Isso foi criado porque se percebeu que os alunos entravam na universidade com pouca articulação verbal e cultura geral. No Brasil, sinto falta de uma discussão sobre a própria estrutura da universidade e da necessidade de maior interdisciplinaridade. Temos de oferecer uma formação mais ampla, com cursos que não se restrinjam ao conhecimento de cada área. A UFRJ deveria não só fazer o que já faz bem, que é a pesquisa, os artigos científicos e a colaboração com a indústria, mas também promover reuniões e grupos de trabalho para pensar o Brasil. O país está sem pensamento, com P maiúsculo. A universidade tem a obrigação moral de colaborar para construir um Pensamento para o Brasil, ajudando a construir um projeto de nação e a definir prioridades, em um debate civilizado, capaz de respeitar e aproximar opiniões diferentes. Não é só na UFRJ. Há dois anos, a ABC lançou um documento, Repensar a educação superior no Brasil, com a participação de pessoas experientes, propondo uma formação mais ampla e um currículo obrigatório mais enxuto e mais disciplinas opcionais. A Universidade Federal do ABC já foi construída nesse sentido, a engenharia está ao lado da filosofia e o centro de ciências naturais lá é também de ciências humanas. A Universidade Federal do Sul da Bahia também foi feita assim.
Como presidente da ABC, quais suas batalhas atuais?
Estamos atravessando uma crise que eu nunca poderia esperar.
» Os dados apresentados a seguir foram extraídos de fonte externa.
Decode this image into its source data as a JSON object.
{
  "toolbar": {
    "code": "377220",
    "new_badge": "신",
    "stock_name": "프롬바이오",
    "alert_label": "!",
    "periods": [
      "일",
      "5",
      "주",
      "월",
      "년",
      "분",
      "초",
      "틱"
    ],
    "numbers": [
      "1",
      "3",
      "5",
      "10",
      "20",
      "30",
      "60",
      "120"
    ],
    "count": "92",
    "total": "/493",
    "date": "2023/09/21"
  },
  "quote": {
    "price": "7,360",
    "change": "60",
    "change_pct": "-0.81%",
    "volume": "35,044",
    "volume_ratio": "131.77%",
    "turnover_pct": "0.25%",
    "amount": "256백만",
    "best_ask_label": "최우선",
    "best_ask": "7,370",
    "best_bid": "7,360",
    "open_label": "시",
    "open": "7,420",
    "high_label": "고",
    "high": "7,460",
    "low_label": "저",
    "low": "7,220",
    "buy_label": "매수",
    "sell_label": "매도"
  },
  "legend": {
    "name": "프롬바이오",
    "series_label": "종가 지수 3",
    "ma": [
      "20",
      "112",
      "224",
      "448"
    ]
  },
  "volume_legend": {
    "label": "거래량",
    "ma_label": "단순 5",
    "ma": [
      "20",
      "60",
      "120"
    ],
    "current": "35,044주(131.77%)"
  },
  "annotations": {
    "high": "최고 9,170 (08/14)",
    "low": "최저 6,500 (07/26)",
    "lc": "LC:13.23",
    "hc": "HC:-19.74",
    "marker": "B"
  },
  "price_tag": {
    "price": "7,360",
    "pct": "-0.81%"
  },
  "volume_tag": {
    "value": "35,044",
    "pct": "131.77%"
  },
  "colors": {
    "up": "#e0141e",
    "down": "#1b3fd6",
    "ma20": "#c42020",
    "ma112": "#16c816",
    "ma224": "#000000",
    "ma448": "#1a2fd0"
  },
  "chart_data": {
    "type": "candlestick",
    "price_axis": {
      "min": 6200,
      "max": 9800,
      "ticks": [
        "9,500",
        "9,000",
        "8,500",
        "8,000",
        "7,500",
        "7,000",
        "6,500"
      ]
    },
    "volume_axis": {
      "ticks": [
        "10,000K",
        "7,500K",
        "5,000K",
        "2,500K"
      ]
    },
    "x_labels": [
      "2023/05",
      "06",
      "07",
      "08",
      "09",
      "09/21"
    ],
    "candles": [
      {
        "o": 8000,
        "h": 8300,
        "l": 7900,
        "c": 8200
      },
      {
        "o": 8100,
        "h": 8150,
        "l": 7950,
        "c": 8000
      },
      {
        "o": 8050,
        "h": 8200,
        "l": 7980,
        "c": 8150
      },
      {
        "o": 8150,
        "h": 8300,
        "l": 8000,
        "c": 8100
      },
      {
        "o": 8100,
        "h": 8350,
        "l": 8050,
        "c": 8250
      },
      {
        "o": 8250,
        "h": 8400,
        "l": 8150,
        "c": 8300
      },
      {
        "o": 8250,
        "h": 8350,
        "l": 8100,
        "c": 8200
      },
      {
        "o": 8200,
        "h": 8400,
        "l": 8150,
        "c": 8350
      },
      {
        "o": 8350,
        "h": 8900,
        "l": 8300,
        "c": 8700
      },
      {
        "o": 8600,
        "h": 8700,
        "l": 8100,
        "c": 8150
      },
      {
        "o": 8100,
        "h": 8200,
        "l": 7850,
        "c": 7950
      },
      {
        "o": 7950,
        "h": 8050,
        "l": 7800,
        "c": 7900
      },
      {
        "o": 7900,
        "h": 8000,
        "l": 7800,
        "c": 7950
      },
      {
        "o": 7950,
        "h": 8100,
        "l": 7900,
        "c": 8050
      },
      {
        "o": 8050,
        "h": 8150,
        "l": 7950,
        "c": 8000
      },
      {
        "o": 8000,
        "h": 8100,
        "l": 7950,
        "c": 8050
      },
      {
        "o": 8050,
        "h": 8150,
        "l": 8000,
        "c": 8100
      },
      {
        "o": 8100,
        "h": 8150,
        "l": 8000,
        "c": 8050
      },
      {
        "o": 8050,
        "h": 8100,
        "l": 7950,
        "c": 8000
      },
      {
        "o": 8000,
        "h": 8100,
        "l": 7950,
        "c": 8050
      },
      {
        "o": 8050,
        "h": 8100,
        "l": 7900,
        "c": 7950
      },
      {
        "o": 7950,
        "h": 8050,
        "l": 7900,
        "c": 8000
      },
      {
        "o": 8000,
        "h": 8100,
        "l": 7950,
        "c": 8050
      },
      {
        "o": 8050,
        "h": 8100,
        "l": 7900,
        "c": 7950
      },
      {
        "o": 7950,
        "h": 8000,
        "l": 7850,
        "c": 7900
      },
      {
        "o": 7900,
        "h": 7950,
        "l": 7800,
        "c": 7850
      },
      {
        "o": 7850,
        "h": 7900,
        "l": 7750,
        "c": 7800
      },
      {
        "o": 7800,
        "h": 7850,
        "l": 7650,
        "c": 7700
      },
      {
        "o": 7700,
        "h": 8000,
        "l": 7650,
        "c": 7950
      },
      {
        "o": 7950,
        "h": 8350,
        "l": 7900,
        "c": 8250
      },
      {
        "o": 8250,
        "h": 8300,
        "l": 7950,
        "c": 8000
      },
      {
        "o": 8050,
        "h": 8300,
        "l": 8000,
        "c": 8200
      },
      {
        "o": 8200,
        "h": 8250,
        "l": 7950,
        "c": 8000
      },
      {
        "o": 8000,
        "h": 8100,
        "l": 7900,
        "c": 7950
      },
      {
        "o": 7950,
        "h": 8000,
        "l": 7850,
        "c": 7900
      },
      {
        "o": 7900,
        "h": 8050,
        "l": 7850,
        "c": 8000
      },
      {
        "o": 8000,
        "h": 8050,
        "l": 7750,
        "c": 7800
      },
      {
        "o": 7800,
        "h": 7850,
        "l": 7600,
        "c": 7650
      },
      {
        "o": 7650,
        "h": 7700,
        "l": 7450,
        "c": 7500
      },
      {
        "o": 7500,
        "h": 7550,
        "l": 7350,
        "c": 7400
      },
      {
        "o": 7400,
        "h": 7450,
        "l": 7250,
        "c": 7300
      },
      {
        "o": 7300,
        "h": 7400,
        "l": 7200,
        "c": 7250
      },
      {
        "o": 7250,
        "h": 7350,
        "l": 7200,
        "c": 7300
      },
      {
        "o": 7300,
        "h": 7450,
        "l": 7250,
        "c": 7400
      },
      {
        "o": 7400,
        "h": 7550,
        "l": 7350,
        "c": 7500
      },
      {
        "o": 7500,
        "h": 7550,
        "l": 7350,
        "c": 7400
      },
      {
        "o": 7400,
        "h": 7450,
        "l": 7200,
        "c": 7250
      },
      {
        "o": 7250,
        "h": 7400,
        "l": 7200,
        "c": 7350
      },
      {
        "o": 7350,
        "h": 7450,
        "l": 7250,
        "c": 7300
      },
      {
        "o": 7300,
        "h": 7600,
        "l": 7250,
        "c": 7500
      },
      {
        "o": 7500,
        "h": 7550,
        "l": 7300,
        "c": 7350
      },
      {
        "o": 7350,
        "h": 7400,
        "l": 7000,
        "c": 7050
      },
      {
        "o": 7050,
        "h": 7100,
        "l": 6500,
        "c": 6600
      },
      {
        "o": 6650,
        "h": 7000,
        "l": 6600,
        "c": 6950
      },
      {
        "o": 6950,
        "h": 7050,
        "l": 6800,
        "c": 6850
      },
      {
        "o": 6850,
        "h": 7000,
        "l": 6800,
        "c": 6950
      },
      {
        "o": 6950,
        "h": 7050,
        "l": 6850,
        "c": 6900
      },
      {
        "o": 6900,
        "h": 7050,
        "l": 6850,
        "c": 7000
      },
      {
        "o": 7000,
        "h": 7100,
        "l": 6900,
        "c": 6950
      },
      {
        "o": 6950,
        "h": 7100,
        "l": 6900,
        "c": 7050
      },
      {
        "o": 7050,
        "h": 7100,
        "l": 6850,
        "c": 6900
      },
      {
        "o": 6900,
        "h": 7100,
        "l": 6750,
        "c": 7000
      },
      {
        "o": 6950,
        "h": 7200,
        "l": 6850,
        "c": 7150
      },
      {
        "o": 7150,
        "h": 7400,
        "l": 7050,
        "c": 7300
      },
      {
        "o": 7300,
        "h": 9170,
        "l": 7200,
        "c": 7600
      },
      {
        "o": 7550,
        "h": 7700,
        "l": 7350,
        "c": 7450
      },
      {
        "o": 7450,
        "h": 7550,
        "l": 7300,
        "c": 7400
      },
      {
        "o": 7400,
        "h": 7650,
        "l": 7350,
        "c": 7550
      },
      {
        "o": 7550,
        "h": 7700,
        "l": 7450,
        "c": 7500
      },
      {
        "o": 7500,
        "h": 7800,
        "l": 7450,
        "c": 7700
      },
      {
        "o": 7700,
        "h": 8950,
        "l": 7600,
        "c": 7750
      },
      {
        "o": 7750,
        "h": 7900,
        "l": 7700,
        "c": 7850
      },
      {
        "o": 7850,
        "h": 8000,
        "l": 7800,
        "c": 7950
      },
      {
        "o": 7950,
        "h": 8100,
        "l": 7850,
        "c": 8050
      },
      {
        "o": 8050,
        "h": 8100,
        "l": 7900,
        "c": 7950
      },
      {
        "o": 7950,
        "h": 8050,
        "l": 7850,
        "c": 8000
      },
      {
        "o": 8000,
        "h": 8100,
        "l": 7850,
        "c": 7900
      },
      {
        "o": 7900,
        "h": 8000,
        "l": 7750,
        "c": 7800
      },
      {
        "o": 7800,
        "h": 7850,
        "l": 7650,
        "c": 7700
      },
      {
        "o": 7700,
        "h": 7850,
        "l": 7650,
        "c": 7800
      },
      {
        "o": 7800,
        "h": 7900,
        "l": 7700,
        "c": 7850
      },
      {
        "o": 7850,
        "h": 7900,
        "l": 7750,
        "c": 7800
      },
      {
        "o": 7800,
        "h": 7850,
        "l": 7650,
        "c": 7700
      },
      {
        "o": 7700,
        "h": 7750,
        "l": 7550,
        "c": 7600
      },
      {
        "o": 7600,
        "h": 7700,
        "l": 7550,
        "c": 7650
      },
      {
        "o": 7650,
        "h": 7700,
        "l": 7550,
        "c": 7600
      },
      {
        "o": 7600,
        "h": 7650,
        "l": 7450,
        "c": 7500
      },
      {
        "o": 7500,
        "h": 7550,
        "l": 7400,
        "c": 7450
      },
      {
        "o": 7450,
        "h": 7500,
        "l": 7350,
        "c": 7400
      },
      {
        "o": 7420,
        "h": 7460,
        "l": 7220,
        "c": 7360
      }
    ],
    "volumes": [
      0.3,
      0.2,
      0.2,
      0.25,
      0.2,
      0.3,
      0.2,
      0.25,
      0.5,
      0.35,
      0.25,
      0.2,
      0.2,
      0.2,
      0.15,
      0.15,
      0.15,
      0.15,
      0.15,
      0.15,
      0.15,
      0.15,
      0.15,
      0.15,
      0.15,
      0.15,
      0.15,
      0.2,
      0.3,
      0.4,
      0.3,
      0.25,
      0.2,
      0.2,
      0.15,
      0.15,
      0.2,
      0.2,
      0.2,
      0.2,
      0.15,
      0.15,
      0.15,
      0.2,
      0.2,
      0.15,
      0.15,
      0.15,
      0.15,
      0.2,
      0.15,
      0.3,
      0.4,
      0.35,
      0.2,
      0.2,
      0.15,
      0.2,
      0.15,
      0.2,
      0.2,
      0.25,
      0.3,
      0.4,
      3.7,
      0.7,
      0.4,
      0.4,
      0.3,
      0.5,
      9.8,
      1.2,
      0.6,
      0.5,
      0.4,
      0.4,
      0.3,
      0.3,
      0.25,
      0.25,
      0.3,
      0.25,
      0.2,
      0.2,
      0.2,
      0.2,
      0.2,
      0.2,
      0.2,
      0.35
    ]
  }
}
Quando o Jacob Palis era o presidente e eu estava na diretoria, havia eventualmente uma crise. Agora é diária, com ataques à ciência, cortes de bolsas, cortes de orçamento. A situação é trágica. Estamos com uma campanha intensa no Congresso pela liberação de R$ 4,6 bilhões do FNDCT [Fundo Nacional de Desenvolvimento Científico e Tecnológico]. O Fundo arrecadou R$ 5,2 bilhões, mas apenas R$ 600 milhões foram liberados para este ano, o restante está contingenciado. Se continuar essa política econômica, seremos destruídos, com a falência não só de empresas como também de universidades. Nas reuniões com políticos, temos insistido que a saída da recessão passa pela ciência e tecnologia, incluindo ciências sociais e humanas, porque o Brasil ainda é um país muito desigual, 35 milhões de brasileiros não têm acesso a água tratada. Precisamos de todo o sistema de conhecimento para o país crescer e não ter uma pauta de exportação dominada por commodities como soja e minério de ferro. Na sexta [7 de agosto], em uma reunião com senadores, falei de uma planta da Amazônia, o uxi-amarelo, Endopleura ushi, da qual se extrai a bergenina, uma substância anti-inflamatória que é vendida purificada por uma empresa multinacional por R$ 1.200,00 o miligrama. Em peso, a bergenina é 3.500 vezes mais cara que o ouro. A biodiversidade poderia ser uma fonte importante da economia nacional, as energias renováveis também, mas, em vez disso, vemos uma política econômica que despreza essas possibilidades, concentra-se em cortes de gasto e não tem um projeto de investimento que tenha alto retorno para o país. E não considera a relevância do investimento em ciência, tecnologia e inovação. Atualmente mais da metade do petróleo brasileiro vem do pré-sal, viabilizado pela colaboração da Petrobras com químicos, geólogos, engenheiros e matemáticos de várias instituições, enquanto os economistas diziam que não tinha viabilidade econômica. Por isso que eu defendo que todo estudante de economia deveria fazer um curso obrigatório sobre a importância da ciência e tecnologia no desenvolvimento econômico.